Manifestement décidé à faire mieux que Clinton, il accuse l’Iran d’être “le plus grand sponsor du terrorisme mondial ». Mais ce discours complaisant n’a pas suffi. Délaissé par les siens, Trump sait qu’il manque de soutiens parmi les donateurs juifs du parti républicain.

Ces bailleurs de fonds à l’ancienne, sponsors traditionnels du parti conservateur, sont rebutés par la rhétorique d’un candidat hostile au libre-échange et allergique au “système”. Ils préfèrent se tourner vers une candidate qui n’a jamais lésiné dans son soutien à Israël et au complexe militaro-industriel.
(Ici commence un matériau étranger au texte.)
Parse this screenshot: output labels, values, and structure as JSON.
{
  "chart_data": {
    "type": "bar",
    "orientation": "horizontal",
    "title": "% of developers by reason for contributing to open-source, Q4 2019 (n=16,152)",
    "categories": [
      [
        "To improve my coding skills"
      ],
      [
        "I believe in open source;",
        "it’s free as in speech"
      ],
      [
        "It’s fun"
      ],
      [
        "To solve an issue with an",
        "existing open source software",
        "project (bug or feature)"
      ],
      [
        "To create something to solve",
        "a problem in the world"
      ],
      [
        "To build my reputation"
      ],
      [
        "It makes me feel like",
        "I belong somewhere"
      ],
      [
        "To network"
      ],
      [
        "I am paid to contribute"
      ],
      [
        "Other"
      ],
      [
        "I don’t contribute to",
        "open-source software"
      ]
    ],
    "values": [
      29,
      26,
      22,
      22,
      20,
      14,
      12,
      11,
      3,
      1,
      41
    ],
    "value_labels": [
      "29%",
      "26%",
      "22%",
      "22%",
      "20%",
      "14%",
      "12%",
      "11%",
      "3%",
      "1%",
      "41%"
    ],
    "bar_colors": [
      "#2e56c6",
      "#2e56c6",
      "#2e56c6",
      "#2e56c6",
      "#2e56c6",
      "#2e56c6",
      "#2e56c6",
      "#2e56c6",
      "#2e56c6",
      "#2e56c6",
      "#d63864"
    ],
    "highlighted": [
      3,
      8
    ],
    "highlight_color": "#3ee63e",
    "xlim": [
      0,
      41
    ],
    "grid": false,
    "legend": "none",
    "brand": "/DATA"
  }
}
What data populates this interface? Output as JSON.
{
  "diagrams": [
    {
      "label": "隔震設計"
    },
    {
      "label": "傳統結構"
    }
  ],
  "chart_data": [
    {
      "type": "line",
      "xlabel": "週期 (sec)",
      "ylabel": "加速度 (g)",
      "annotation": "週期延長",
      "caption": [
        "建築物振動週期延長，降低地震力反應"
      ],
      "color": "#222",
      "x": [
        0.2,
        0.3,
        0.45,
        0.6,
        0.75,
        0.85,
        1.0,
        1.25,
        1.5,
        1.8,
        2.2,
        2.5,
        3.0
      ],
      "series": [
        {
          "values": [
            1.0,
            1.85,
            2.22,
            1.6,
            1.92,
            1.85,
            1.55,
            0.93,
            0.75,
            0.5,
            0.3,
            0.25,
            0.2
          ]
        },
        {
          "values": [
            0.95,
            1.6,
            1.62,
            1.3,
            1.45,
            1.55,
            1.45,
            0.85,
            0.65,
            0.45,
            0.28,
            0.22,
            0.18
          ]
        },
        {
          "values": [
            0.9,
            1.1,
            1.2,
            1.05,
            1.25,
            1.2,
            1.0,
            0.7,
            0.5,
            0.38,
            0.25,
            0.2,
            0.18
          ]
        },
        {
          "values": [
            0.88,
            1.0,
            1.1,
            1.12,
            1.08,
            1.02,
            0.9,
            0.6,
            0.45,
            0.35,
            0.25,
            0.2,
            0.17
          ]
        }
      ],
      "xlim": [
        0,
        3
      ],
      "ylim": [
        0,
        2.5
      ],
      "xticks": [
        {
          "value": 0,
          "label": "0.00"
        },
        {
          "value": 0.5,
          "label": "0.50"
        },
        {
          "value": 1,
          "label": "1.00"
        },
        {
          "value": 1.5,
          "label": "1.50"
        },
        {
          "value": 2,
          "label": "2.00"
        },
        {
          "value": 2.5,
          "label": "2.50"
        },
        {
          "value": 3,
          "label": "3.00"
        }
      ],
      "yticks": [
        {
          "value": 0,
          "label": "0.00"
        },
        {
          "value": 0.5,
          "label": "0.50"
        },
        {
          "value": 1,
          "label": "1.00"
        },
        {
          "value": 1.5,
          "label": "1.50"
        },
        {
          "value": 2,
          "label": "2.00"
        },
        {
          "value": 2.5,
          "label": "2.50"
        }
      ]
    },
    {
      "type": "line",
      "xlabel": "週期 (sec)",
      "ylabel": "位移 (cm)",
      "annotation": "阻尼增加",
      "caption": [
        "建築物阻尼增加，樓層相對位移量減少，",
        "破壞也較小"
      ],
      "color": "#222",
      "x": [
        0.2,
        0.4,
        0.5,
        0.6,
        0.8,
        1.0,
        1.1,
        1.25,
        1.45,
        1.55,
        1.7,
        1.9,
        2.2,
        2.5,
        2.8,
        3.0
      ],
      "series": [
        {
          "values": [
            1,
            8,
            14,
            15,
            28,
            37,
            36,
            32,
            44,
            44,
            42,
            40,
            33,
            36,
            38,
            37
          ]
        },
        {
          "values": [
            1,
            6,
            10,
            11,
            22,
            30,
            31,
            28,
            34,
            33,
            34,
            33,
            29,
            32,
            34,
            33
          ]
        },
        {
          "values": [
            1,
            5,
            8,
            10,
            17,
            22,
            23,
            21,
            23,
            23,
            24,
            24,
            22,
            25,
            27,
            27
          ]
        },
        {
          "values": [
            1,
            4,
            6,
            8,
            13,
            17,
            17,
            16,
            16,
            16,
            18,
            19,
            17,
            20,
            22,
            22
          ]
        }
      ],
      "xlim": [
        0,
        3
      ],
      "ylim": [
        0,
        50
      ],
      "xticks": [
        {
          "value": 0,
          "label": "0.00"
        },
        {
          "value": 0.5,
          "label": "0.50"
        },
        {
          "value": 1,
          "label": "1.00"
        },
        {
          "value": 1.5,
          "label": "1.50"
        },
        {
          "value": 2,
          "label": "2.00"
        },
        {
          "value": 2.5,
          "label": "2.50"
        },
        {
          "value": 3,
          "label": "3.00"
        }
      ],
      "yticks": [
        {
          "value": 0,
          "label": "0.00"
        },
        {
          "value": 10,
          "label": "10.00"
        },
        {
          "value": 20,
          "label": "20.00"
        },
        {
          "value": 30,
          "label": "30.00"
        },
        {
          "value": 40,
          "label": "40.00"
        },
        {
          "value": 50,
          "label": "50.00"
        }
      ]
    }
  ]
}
Après tout, l’essentiel c’est le business.

Pour Donald Trump, du coup, la tâche est rude. Afin d’inverser la tendance, il faut absolument faire quelque chose. Habiles marionnettistes, les amis de Netanyahou ont manipulé les deux pantins désarticulés qui se disputaient un pouvoir fantoche. Vainqueur de cette compétition acharnée, Trump a décidé de balayer les illusions entretenues par ses prédécesseurs sur le rôle des USA. Il a emporté la mise le 8 novembre 2016.

Nous sommes en décembre 2017. Il aura mis un an à payer l’addition. En reconnaissant Jérusalem comme capitale d’Israël, les USA donnent eux-mêmes le coup de grâce à un “processus de paix” dont ils furent les parrains.

Paradoxalement, cette ultime reddition américaine aux exigences israéliennes sonne le glas d’une illusion à laquelle les autres puissances, occidentales ou arabes, feignaient de croire encore. En validant la rhétorique israélienne sur “Jérusalem réunifiée”, le président américain restaure également la primauté du théologique sur le politique.

Les prétentions sionistes sur la Ville sainte se réclament du texte biblique. En les accréditant, Trump réintroduit le sacré dans un conflit d’essence profane. Cette concession à la mythologie sioniste occulte la lutte de libération nationale du peuple palestinien.